+1 vote

2 Answers

+2 votes
answered Apr 7, 2015 by pasmith (3,320 points) | selected Apr 13, 2015 by odadmin
Best answer
For the offshore environment, the closed loop run is not intended to be a performance or load test, but as a mechanism to identify any potential failures. It is also intended to vastly reduce the “clean up” time that is often needed and to eliminate compressor component damage and PCHE (printed circuit heat exchanger) blockage due to corrosion products and foreign debris. It is imperative that the necessary commissioning strainers are in place. Anti-surge valves may be replaced by straight line spools to prevent damage.

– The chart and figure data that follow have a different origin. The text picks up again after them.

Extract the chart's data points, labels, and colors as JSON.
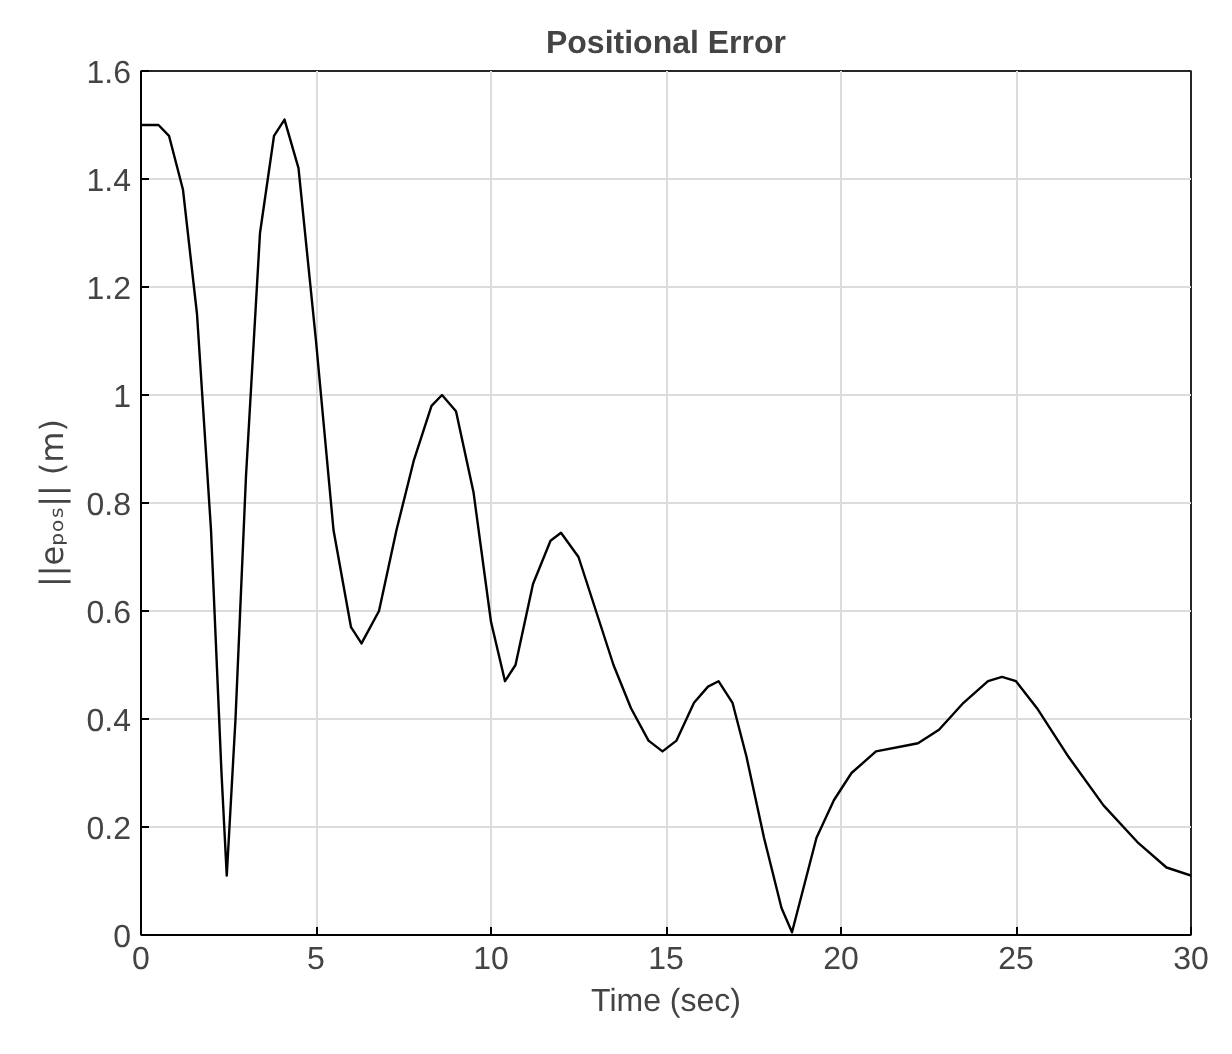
{
  "chart_data": {
    "type": "line",
    "title": "Positional Error",
    "xlabel": "Time (sec)",
    "ylabel": "||eₚₒₛ|| (m)",
    "x": [
      0,
      0.5,
      0.8,
      1.2,
      1.6,
      2.0,
      2.3,
      2.45,
      2.7,
      3.0,
      3.4,
      3.8,
      4.1,
      4.5,
      5.0,
      5.5,
      6.0,
      6.3,
      6.8,
      7.3,
      7.8,
      8.3,
      8.6,
      9.0,
      9.5,
      10.0,
      10.4,
      10.7,
      11.2,
      11.7,
      12.0,
      12.5,
      13.0,
      13.5,
      14.0,
      14.5,
      14.9,
      15.3,
      15.8,
      16.2,
      16.5,
      16.9,
      17.3,
      17.8,
      18.3,
      18.6,
      18.9,
      19.3,
      19.8,
      20.3,
      21.0,
      21.8,
      22.2,
      22.8,
      23.5,
      24.2,
      24.6,
      25.0,
      25.6,
      26.5,
      27.5,
      28.5,
      29.3,
      30
    ],
    "series": [
      {
        "color": "#000000",
        "values": [
          1.5,
          1.5,
          1.48,
          1.38,
          1.15,
          0.75,
          0.3,
          0.11,
          0.4,
          0.85,
          1.3,
          1.48,
          1.51,
          1.42,
          1.1,
          0.75,
          0.57,
          0.54,
          0.6,
          0.75,
          0.88,
          0.98,
          1.0,
          0.97,
          0.82,
          0.58,
          0.47,
          0.5,
          0.65,
          0.73,
          0.745,
          0.7,
          0.6,
          0.5,
          0.42,
          0.36,
          0.34,
          0.36,
          0.43,
          0.46,
          0.47,
          0.43,
          0.33,
          0.18,
          0.05,
          0.005,
          0.08,
          0.18,
          0.25,
          0.3,
          0.34,
          0.35,
          0.355,
          0.38,
          0.43,
          0.47,
          0.478,
          0.47,
          0.42,
          0.33,
          0.24,
          0.17,
          0.125,
          0.11
        ]
      }
    ],
    "xlim": [
      0,
      30
    ],
    "xticks": [
      0,
      5,
      10,
      15,
      20,
      25,
      30
    ],
    "ylim": [
      0,
      1.6
    ],
    "yticks": [
      0,
      0.2,
      0.4,
      0.6,
      0.8,
      1,
      1.2,
      1.4,
      1.6
    ],
    "grid": true,
    "line_style": "solid"
  }
}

Ideally such recycle runs should be carried out at anchorage to ensure a clean supply of seawater cooling is available although it is achievable whilst in the yard with advanced planning (i.e. the use of chiller units). It must be acknowledged that cooling supplies may be limited, and hence temperatures should be closely monitored. This will limit the recycle run duration; however strainer differential pressures may exceed limits first. The run should be planned and engineered in advance, in collaboration with the compressor vendor approval. This should include the test gas composition, suction and discharge pressure and temperature limits.
+3 votes
answered Apr 6, 2015 by Tadd Pham (5,620 points)
The purpose of the closed loop recycle run will be to prove the mechanical integrity of the compressor train and prove that all the systems that have previously been tested in isolation, now function together, i.e. the compressor package is demonstrated to run. In particular, the ability of the train to absorb thermal growth without causing unacceptable vibrations, correct valve sequencing in start/stop and continuous running modes and functioning of the UCP.